4. How They Did It (The "Magic Prompt")

The researchers didn't change the robot's brain (which is often a secret "black box"). Instead, they changed the questions they asked.

They used a clever prompting technique based on an old idea from a mathematician named Bruno de Finetti. They asked the robot to act like a gambler.

  • The Prompt: "If you had to bet money on this answer being correct, what is the lowest price you would pay to buy the bet, and what is the highest price you would accept to sell it?"
  • The Result:
    • If the robot is confused, it will give a huge gap between the buy and sell price (e.g., "I'd buy at $0.10 but sell at $0.90"). This wide gap represents high second-order uncertainty (ignorance).
    • If the robot is sure, the gap will be tiny (e.g., "Buy at $0.85, Sell at $0.86"). This narrow gap represents low second-order uncertainty (knowledge).

5. Why This Matters

This method makes AI more honest and useful.
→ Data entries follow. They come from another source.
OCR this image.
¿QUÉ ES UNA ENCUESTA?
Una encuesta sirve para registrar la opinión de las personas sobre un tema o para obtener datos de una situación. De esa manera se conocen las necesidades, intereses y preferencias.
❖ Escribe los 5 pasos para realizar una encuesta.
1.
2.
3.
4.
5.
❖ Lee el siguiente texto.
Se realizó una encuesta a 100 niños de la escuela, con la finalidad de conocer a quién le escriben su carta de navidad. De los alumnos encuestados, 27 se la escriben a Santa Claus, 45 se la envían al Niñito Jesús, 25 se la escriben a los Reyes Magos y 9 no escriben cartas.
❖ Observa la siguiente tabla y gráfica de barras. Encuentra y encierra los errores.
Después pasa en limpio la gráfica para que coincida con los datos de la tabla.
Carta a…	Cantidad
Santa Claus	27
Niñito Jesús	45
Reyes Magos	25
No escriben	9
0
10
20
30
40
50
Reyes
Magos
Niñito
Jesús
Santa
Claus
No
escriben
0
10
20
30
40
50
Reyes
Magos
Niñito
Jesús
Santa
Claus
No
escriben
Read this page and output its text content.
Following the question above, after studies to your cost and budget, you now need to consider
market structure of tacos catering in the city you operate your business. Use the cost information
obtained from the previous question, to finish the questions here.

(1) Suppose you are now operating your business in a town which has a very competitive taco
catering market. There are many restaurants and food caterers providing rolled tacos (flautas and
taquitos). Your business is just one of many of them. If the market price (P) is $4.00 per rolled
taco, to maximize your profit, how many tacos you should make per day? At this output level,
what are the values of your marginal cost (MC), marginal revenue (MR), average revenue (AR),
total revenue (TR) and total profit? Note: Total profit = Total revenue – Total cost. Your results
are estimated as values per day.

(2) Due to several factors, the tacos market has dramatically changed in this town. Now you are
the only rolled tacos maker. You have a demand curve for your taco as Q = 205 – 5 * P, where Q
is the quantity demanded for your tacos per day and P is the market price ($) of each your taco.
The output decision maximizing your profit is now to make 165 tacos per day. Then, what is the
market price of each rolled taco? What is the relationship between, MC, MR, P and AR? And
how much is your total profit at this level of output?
  • Better Decision Making: If a doctor asks an AI, "Is this tumor cancerous?" and the AI says, "I'm 90% sure," the doctor might operate. But if the AI says, "I'm 90% sure, but my confidence range is 10% to 99% because the scan is blurry," the doctor knows to get a second opinion.
  • Cost Effective: The paper shows this doesn't require expensive, complex computing. It just requires asking the right questions.
  • Fixing "Hallucinations": It helps the AI realize when it is making things up because it doesn't have enough information to narrow down its answer range.

Summary

The paper teaches us that uncertainty isn't just one thing. Sometimes we are unsure because the world is chaotic (First-Order). Sometimes we are unsure because we don't know enough (Second-Order).

By asking AI to give a range instead of a single number, we get a much clearer picture of what the AI actually knows, what it is guessing, and when it is simply confused. It turns the AI from a "confident liar" into a "humble expert."